La seconde vie de Mirielle West. Amanda SKENANDORE - 2023

Publié le 19 Novembre 2023

La seconde vie de Mirielle West

Amanda SKENANDORE

Traduction de Typhaine DUCELLIER

Faubourg Marigny, 31 octobre 2023
400 pages

Thèmes : Lèpre, Maladie, Etats-Unis, Emotions

Mirielle West est mariée à un acteur célèbre du cinéma muet, avec qui elle a eu deux petites filles dont s'occupe fort bien la nourrice, elle porte toujours de jolies tenues assorties avec goût, et un verre de gin se trouve souvent à portée de sa main. Pourtant, sa vie faite de mondanités et d'oisiveté va brusquement prendre fin lorsque son médecin de famille va constater une légère décoloration sur sa main. Mirielle est fâchée, c'était pour une légère brûlure qu'elle l'avait fait mander et lui se concentre sur ça. Pire, il évite son regard, devient distant, l'envoie dans un hôpital où elle est affreusement mal reçue, doit choisir un pseudonyme, est parquée dans une chambre digne d'une cellule avant d'être envoyée en Louisiane dans un train certainement destiné au bétail.

Mirielle est passée de l'adulation à l'ostracisation.
Que l’on soit de la bonne société ou de basse extraction, la lèpre ne fait pas de différence et met tous ceux qui ont le malheur d’en être atteint au même niveau de bannissement social, familial, sociétal.
Envoyée dans la colonie de lépreux de Carville, hôpital géré par des Sœurs, il lui faut trouver une raison de survivre surtout lorsque sa tentative d'évasion échoue. 

Il y a deux types de patients à Carville: ceux qui se considèrent comme déjà morts, et ceux qui ont le cran de réclamer leur place parmi les vivants.

Survivre pour vivre.
Survivre pour retourner en Californie mener sa vie tranquille et confortable, et surtout retourner auprès de ses filles dont elle comprend peu à peu combien elle n'a pas été assez présente quand elle le pouvait, car désormais, elle va rater plein de premières fois et moments. 

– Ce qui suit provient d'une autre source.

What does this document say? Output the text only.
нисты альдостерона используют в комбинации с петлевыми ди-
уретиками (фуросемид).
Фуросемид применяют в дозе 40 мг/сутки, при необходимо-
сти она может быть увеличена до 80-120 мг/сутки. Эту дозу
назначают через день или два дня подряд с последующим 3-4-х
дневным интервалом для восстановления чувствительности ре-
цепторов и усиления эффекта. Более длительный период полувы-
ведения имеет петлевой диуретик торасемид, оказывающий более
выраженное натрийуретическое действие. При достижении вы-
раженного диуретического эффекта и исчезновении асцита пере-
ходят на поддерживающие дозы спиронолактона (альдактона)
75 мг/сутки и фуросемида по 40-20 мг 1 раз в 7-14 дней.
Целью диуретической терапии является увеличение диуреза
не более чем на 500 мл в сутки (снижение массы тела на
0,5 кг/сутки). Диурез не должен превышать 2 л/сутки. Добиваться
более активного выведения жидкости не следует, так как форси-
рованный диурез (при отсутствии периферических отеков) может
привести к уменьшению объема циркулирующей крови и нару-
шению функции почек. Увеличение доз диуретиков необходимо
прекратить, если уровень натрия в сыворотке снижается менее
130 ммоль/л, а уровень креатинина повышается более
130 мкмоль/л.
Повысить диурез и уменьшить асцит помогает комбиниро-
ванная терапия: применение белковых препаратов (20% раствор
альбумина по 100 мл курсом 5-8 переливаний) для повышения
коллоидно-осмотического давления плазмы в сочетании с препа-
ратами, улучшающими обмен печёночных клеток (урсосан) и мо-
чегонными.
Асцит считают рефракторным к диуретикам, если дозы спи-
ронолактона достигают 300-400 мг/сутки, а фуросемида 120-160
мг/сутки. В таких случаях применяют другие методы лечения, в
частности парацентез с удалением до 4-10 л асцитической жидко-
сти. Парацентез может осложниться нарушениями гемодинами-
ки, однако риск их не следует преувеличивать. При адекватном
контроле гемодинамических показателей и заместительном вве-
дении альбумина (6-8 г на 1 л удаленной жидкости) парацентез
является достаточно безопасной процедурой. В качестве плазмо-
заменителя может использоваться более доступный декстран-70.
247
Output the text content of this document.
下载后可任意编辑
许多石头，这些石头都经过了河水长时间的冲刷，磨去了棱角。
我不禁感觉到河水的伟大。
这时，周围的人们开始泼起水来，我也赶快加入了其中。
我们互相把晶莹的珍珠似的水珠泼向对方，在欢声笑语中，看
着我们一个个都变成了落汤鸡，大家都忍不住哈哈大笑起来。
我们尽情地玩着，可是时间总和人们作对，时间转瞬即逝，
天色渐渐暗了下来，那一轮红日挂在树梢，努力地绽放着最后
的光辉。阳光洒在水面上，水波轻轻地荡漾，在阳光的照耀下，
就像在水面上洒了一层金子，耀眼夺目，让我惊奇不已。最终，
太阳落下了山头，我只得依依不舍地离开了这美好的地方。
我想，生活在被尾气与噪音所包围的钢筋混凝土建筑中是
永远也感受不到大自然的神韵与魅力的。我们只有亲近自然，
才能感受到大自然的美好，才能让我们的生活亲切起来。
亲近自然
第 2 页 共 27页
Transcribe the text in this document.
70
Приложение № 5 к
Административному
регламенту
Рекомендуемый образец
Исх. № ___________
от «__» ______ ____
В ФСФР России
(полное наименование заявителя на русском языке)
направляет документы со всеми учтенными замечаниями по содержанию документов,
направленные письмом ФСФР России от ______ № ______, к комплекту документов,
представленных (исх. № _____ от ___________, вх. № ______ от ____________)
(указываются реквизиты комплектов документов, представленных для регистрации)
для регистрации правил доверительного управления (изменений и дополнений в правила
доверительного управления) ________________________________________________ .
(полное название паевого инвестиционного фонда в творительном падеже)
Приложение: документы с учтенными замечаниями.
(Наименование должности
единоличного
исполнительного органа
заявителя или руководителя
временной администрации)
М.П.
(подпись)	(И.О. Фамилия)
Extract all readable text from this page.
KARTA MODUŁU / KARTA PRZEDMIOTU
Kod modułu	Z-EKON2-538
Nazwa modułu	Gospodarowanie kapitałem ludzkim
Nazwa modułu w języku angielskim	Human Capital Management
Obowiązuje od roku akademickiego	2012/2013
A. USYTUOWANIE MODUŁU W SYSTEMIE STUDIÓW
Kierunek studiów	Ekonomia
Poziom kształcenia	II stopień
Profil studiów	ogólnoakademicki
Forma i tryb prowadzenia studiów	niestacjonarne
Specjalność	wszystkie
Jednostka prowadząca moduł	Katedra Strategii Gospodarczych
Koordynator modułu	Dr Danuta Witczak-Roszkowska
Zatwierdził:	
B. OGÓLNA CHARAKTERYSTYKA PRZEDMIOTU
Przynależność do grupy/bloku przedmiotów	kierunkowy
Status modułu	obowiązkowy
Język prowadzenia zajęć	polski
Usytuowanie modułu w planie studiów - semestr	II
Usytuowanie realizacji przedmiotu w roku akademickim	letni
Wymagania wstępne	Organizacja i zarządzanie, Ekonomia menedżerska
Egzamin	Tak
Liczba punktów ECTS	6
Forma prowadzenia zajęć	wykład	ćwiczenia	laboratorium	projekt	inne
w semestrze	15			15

Pour espérer sortir, il lui faut avoir douze tests mensuels négatifs d'affilée.
Pour passer le temps et avoir une raison de survivre, Mirielle va décider de se rendre utile malgré ses désillusions sur son potentiel d'aide possible.
Et pour commencer, il lui faut apprendre à connaître, à voir, à ressentir cette maladie.
A l’accepter dans toutes ses formes et manifestations.
Et à connaître ceux qui en sont atteints. Car derrière les Lépreux, il y a des individus, des humains, des gens comme elle qui ont eu une vie, des espoirs, des illusions, des douleurs.
Les mois passent et Mirielle gagne en humilité, en humanité.
Son portrait s'affine, son histoire se dévoile et révèle des souffrances, des fragilités, des forces aussi.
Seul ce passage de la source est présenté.